Ultimately, Federer won in 2 hours, 14 minutes, the longest match he has played these two weeks.

How did he mount the comeback? By serving better. When Federer trailed 5-2 in the opening set, he had won just 14 percent of points on his second serve. By the time the match finished, he'd lifted that to 53 percent. Once his serve, which also yielded 15 aces, slipped into gear, the rest of his game followed, and Berdych, for all his effort, found himself in a familiar spot.

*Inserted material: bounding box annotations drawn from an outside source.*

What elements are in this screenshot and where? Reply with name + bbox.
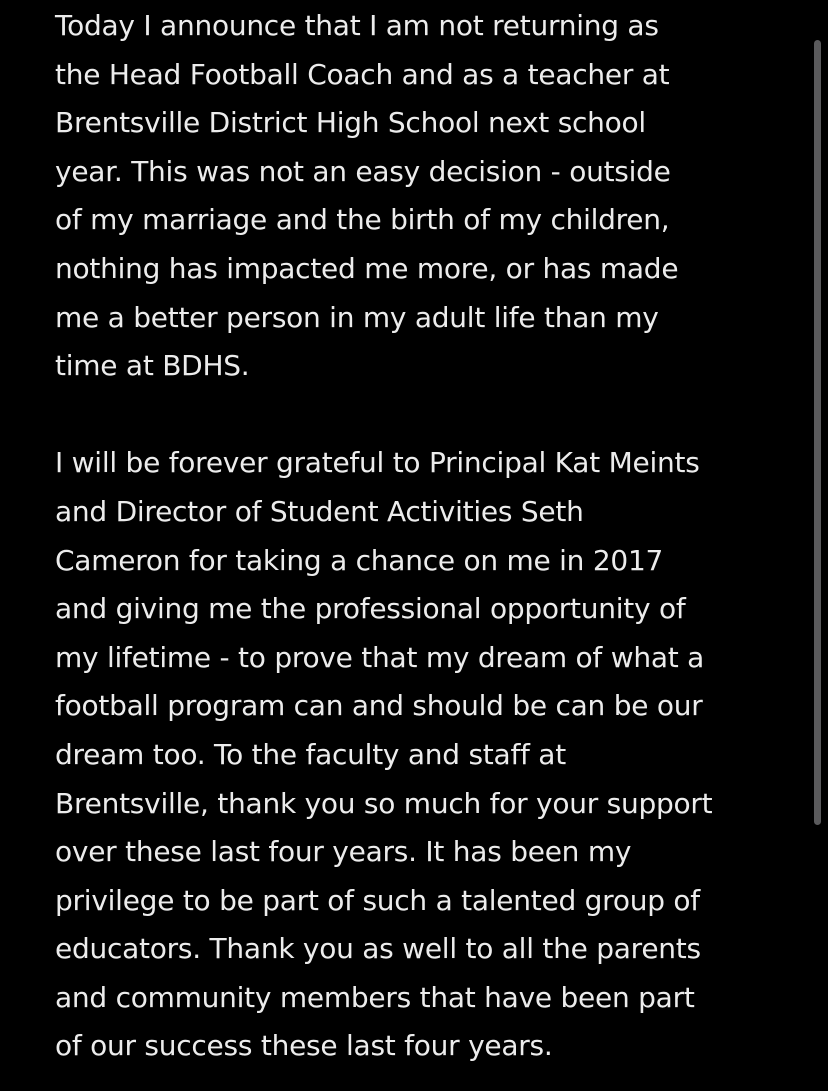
- text-line: of our success these last four years.: [55, 1029, 553, 1063]
- text-line: Brentsville District High School next school: [55, 106, 646, 140]
- text-line: time at BDHS.: [55, 349, 250, 383]
- text-line: of my marriage and the birth of my children,: [55, 203, 670, 237]
- note-body: [55, 2, 795, 1071]
- text-line: football program can and should be can be our: [55, 689, 703, 723]
- text-line: Brentsville, thank you so much for your support: [55, 786, 713, 820]
- text-line: and giving me the professional opportunity of: [55, 592, 686, 626]
- text-line: Cameron for taking a chance on me in 2017: [55, 543, 664, 577]
- text-line: Today I announce that I am not returning as: [55, 9, 659, 42]
- text-line: the Head Football Coach and as a teacher at: [55, 57, 670, 91]
- text-line: me a better person in my adult life than my: [55, 300, 659, 334]
- paragraph-spacer: [55, 391, 795, 440]
- paragraph-gratitude: [55, 439, 795, 1071]
- text-line: educators. Thank you as well to all the parents: [55, 932, 701, 966]
- text-line: my lifetime - to prove that my dream of what a: [55, 640, 705, 674]
- text-line: dream too. To the faculty and staff at: [55, 737, 566, 771]
- vertical-scrollbar[interactable]: [814, 40, 821, 825]
- text-line: nothing has impacted me more, or has made: [55, 251, 679, 285]
- paragraph-announcement: [55, 2, 795, 391]
- text-line: year. This was not an easy decision - outside: [55, 154, 671, 188]
- text-line: privilege to be part of such a talented group of: [55, 883, 700, 917]
- text-line: and Director of Student Activities Seth: [55, 494, 584, 528]
- text-line: over these last four years. It has been my: [55, 835, 632, 869]
- text-line: and community members that have been part: [55, 980, 695, 1014]
- text-line: I will be forever grateful to Principal Kat Meints: [55, 446, 700, 480]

With Rafael Nadal gone, limping out of his quarterfinal against Marin Cilic on Tuesday night with an upper-leg injury, Federer is, of course, the heavy favorite to win the title. Compared to last year, when he had to battle through a tough five-setter in the quarterfinals against Kei Nishikori, Federer should be fresh when he plays Chung, who will have the pressure of a first Grand Slam semifinal to deal with.

Everyone expects him to take care of Chung in the semis en route to Slam No. 20. But could there be a complacency problem that lies ahead? And what about nerves? Federer admitted being nervous at the beginning of his match against Berdych, and alluded to the fact that the same could be true against Chung.

"You don't want to think too far ahead, what if, what if, because I feel that's exactly the moment when you stumble," Federer said. "That's why I think I was actually very nervous going into this match tonight, and that's why I struggled very early on. I knew the danger of Berdych. Seeing what has happened to so many other top seeds here in the draw, I was a bit wary going into tonight."

Federer praised Chung's movement, comparing it to Djokovic's, which is the ultimate compliment. Federer has never played the Korean before, but he has two days to prepare, which he'll need. Because unlike Berdych, Chung has no history of failing against Federer.

Of course, he has no history of beating him, either.